Introduction
Out of Frame is a first-person horror game. The player controls a student trapped in a nightmare of their school. To escape, the player must use a camera to photograph scenes and evidence of past bullying, uncovering the truth and pushing the story forward.
Taking photos can change the state of the environment. The game also features an AI ghost called Bully, a constant threat that can only be seen when the camera is turned on.
My Roles:
I worked across Technical Design, Narrative Design, and UX Design, with a focus on making the camera mechanic feel like the core of the experience.
Technical Design: Built the player foundation (3C), camera interaction logic, and tension feedback (camera shake) to support horror pacing.
Narrative Design: Structured the story as “photographable evidence,” turning memories into gameplay beats that unlock progression.
UX Design: Designed the camera UI and interaction clarity, inspired by Outlast 2 but with more detailed battery segmentation and UI animations.
Technical Design
(Player 3C, Core Architecture)
The technical foundation of Out of Frame centers on one design intention: making the player feel grounded, vulnerable, and physically present at all times.
I built the full player control system — movement, camera handling, and interaction — alongside the GameMode and GameState that drive progression and rules. The controls are deliberately constrained. When the camera is on, the player can't sprint, which creates a constant trade-off between visibility and mobility. That tension is the core of the game feel: you're never fully in control, and that's what makes you scared.
I also designed and implemented the camera interaction loop for anomalous objects. When an object is active, it floats, slowly rotates, and glows — like a powered-on screen — drawing the player's attention even in dark spaces. Once photographed, the object resolves: visual effects shut off, and it drops to the ground. That "snap back to reality" moment is simple, but it gives every successful photograph a satisfying sense of weight and consequence.


Level & Encounter Design
(Game Pacing & Tutorial)
My approach to level design in Out of Frame follows one rule: teach one thing at a time, and let the space do the teaching.

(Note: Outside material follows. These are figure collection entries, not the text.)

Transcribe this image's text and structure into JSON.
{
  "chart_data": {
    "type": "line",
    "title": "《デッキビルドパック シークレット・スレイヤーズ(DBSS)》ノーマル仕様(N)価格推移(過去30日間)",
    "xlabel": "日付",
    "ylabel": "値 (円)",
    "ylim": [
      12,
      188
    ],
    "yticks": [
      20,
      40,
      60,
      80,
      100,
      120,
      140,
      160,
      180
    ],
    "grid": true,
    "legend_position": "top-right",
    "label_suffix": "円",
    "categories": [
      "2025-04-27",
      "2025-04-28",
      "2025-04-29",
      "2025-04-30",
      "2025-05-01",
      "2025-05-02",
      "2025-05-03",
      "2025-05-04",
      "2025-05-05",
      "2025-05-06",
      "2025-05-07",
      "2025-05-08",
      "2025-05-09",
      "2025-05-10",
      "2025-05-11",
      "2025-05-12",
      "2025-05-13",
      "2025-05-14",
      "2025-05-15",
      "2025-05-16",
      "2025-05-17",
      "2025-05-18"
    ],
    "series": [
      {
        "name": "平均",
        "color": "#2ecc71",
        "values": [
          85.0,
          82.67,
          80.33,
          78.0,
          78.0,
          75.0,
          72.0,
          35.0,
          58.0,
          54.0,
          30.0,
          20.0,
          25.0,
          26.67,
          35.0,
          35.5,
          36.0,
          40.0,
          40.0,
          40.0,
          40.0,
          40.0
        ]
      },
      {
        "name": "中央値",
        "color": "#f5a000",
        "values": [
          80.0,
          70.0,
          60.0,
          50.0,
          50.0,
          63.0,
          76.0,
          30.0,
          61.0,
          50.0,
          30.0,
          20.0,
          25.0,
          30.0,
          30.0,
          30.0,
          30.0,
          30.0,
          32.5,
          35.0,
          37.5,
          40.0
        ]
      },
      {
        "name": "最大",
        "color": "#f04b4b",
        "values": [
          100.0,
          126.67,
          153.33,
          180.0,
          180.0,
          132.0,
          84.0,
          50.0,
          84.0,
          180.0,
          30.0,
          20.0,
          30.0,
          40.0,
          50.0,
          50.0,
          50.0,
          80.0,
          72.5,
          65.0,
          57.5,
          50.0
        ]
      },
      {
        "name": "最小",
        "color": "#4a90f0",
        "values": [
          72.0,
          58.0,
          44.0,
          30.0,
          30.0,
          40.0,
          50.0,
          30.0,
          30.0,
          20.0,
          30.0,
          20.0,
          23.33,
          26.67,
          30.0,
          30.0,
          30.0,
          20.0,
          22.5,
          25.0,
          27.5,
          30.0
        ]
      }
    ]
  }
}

Rather than using text prompts or UI tutorials, I structured each learning beat so the player has to perform the action to move forward. For example, to teach players how to react to the ghost, I placed them in a dead-end — so they naturally turn around and are forced to face what's behind them. The space creates the encounter; the encounter teaches the mechanic.
To confirm that the core loop is fully internalized before the story escalates, I built a final infinite-loop skill gate — a space where the player repeats the essential actions until they're clearly comfortable. Only once those mechanics are locked in does the game open up and let the narrative take over. It's a structure I'm particularly happy with: it respects the player's learning curve without ever feeling like a formal tutorial.
Narrative Design
(Character Dialogue & Story Progression)
On the narrative side, I wrote a series of short, progress-based character dialogue lines displayed through a subtitle system, designed to reflect what the character is feeling in the moment and gently push the story forward — without ever breaking immersion or pulling the player out of the experience.
The writing follows the same principle as the level design: one beat at a time. Each line of dialogue is tied to a specific moment or trigger, so the character's emotional state always feels reactive and present rather than scripted. The goal was to make the subtitle box feel like a window into the character's fear, not an instruction panel.


UX Design
(UI, Camera Feel & Post-Processing)
For UX, my focus was on making every interface element feel like it belongs on the camera device — taking inspiration from Outlast 2, but pushing further with additional components and animations to improve moment-to-moment clarity.
I designed a set of camera-embedded indicators: a proximity icon that shows how close the player is to an anomaly, a detection icon that signals whether the monster has noticed you, and a remaining lives display. Each element is designed to deliver critical information without breaking the fiction of holding a real camera.
On the feedback side, I built a bodycam-style post-process with lens distortion, noise, grain, and other physical imperfections to reinforce the feeling of a real handheld device. I also implemented camera tilt and head-bob during movement, so the camera feels physically carried rather than perfectly stabilized — making the experience simultaneously more grounded and more unsettling.